Evaluation of ITS PCR and RFLP for Differentiation and Identification of Brewing Yeast and Brewery ‘Wild’ Yeast Contaminants

ABSTRACT A reference library of ITS PCR/RFLP profiles was collated and augmented to evaluate its potential for routine identification of domestic brewing yeast and known ‘wild’ yeast contaminants associated with wort, beer and brewing processes. This library contains information on band sizes generated by restriction digestion of the ribosomal RNA‐encoding DNA (rDNA) internal transcribed spacer (ITS) region consisting of the 5.8 rRNA gene and two flanking regions (ITS1 and ITS2) with the endonucleases CfoI, HaeIII, HinfI and includes strains from 39 non‐Saccharomyces yeast species as well as for brewing and non‐brewing strains of Saccharomyces. The efficacy of the technique was assessed by isolation of 59 wild yeasts from industrial fermentation vessels and conditioning tanks and by matching their ITS amplicon sizes and RFLP profiles with those of the constructed library. Five separate, non‐introduced yeast taxa were putatively identified. These included Pichia species, which were associated with conditioning tanks and Saccharomyces species isolated from fermentation vessels. Strains of the lager yeast S. pastorianus could be reliably identified as belonging to either the Saaz or Frohberg hybrid group by restriction digestion of the ITS amplicon with the enzyme HaeIII. Frohberg group strains could be further sub‐grouped depending on restriction profiles generated with HinfI.

Amino Acid Uptake and Yeast Gene Transcription During Industrial Brewery Fermentation

Amino acid utilization by yeast during brewers wort fermentation influences both the fermentation performance and flavor profile of the finished product. To better understand the relationship between the yeast cell and wort amino acid composition, oligonucleotide microarrays were employed to measure the changes in transcription of genes associated with amino acid uptake and utilization during industrial-scale fermentation. Amino acid permeases with narrow specificity for amino acids had the lowest transcription values at the beginning of fermentation (when amino acids were replete), suggesting nitrogen catabolite repression, whereas relatively high transcription at the beginning of fermentation was confined to genes encoding permeases with broad substrate specificity. Nine genes involved in amino acid catabolism demonstrated significant changes in transcription, with most having the highest activity at 60 hr. Exceptions were PUT1, encoding proline oxidase, and CHA1, encoding L-serine deaminase, both with peak transcription at the beginning of fermentation. The only gene demonstrating increased activity in the final stages of fermentation was the threonine aldolase-encoding gene GLY1—a result that could explain the atypical low uptake of threonine. The majority of genes involved in amino acid biosynthesis had maximal expression at low amino acid concentrations, with notable exceptions being genes involved in central nitrogen metabolism and synthesis of glutamine (GLN1 and LYS9) and glutamate (GDH1)—a result that was consistent with the early depletion of glutamine from the wort and supported by the fact that these genes are regulated by nitrogen catabolite response-related transcription factors.
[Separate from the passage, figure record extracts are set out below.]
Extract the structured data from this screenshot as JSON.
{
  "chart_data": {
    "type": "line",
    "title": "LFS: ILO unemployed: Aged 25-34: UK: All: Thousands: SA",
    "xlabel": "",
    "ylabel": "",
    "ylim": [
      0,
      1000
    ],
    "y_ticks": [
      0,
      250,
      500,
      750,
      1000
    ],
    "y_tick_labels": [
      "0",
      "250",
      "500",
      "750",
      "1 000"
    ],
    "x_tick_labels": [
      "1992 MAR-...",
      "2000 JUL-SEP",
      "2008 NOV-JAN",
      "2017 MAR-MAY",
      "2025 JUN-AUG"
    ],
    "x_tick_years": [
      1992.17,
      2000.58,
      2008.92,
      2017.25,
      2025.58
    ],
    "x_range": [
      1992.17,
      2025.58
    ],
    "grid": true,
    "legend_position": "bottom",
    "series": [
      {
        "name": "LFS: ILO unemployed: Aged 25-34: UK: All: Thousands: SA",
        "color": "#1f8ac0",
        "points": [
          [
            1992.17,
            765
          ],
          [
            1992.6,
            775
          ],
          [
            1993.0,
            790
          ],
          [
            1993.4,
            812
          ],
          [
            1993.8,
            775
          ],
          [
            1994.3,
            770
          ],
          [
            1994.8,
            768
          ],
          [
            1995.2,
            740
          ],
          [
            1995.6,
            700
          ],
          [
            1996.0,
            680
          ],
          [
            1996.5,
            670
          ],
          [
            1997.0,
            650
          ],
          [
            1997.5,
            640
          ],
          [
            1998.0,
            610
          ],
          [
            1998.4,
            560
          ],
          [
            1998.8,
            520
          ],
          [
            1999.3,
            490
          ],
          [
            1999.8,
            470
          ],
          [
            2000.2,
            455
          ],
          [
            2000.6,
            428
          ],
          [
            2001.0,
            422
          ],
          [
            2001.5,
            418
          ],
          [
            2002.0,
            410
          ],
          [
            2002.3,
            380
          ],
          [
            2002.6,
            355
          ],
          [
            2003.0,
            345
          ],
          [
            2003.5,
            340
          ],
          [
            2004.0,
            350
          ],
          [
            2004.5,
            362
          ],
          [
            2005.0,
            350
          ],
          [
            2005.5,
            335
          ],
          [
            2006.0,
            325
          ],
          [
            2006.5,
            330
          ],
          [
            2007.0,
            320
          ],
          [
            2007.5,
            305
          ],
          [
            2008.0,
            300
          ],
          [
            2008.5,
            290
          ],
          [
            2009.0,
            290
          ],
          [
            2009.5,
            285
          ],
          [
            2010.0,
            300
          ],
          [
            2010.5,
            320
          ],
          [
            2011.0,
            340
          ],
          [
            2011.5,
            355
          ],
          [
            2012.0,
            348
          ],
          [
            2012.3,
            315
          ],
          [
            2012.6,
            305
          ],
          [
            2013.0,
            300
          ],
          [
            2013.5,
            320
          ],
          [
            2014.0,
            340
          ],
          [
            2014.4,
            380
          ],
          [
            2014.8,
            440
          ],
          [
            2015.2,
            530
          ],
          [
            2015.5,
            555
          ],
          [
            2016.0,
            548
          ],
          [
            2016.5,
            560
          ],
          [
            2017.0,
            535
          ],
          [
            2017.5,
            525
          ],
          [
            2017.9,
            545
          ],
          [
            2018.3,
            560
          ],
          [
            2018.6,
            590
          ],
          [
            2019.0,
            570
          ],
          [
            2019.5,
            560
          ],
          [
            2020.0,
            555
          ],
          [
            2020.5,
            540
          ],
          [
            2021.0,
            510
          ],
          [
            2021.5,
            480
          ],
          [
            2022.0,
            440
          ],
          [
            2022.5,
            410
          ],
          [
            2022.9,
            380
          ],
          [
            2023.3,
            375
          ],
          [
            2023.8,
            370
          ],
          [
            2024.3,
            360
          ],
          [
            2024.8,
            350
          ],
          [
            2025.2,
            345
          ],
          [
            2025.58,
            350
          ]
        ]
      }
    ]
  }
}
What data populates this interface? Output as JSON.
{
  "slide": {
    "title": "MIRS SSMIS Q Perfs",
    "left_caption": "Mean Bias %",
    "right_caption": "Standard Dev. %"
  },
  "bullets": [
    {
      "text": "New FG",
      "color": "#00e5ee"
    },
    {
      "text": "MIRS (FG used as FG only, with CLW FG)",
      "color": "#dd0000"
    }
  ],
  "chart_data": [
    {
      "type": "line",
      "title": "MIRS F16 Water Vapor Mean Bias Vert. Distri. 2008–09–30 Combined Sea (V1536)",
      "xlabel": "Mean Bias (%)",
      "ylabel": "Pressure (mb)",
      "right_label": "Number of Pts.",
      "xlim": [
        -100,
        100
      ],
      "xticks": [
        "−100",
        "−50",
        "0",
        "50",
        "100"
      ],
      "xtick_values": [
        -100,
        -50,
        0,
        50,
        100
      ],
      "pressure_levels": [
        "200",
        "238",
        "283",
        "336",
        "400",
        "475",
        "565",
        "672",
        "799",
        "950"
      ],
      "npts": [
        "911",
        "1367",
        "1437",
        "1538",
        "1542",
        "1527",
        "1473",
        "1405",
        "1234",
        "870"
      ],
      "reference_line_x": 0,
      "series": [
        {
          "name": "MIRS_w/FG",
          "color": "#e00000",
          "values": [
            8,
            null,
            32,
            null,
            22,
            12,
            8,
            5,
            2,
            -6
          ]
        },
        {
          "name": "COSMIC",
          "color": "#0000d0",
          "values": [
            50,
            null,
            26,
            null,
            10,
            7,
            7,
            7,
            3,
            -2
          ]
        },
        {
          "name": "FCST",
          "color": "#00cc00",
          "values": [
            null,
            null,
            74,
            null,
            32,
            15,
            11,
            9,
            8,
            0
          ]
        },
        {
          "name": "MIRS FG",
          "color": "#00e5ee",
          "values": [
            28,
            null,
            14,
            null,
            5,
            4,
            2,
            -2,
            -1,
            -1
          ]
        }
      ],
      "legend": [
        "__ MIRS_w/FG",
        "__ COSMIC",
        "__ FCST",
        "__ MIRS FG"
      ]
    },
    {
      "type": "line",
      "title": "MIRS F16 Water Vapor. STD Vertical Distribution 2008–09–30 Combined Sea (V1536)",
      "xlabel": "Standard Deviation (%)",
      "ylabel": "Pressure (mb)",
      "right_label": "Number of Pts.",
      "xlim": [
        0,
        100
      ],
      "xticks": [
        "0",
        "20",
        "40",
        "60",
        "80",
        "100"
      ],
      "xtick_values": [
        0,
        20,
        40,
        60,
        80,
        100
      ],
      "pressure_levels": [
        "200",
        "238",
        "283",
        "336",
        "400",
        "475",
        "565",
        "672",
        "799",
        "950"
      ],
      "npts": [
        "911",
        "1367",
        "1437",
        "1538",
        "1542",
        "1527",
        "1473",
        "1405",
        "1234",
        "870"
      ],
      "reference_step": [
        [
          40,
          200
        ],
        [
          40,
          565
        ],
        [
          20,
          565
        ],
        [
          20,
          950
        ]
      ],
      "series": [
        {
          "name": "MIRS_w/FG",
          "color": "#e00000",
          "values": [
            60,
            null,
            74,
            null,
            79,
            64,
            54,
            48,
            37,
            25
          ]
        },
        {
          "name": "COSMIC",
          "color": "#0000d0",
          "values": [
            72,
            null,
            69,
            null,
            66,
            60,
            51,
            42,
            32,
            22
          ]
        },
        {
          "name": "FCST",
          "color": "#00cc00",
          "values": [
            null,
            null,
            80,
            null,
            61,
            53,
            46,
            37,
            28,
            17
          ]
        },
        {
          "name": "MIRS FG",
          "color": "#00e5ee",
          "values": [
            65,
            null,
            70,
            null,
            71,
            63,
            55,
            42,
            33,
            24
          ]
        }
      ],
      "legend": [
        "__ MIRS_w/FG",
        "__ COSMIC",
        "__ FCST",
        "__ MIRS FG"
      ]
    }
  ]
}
Does Generation Number Matter? The Impact of Repitching on Wort Utilization

Serial repitching is an accepted practice in brewing. The number of completed fermentations (generation number) is the metric applied to brewing yeast fitness for fermentation. Despite this, fermentations that use freshly propagated (generation 0) yeast are deemed to be inefficient when compared to yeast that has been repitched one or more times. The aim of this study was to investigate the impact of yeast generation number (equating to the number of fermentations completed) on wort utilization and fermentation progression. Wort composition and pH downshift were used to assess “fitness to ferment” of yeast generations within laboratory scale fermentations. Differences in pH, FAN, and amino acid assimilation were observed.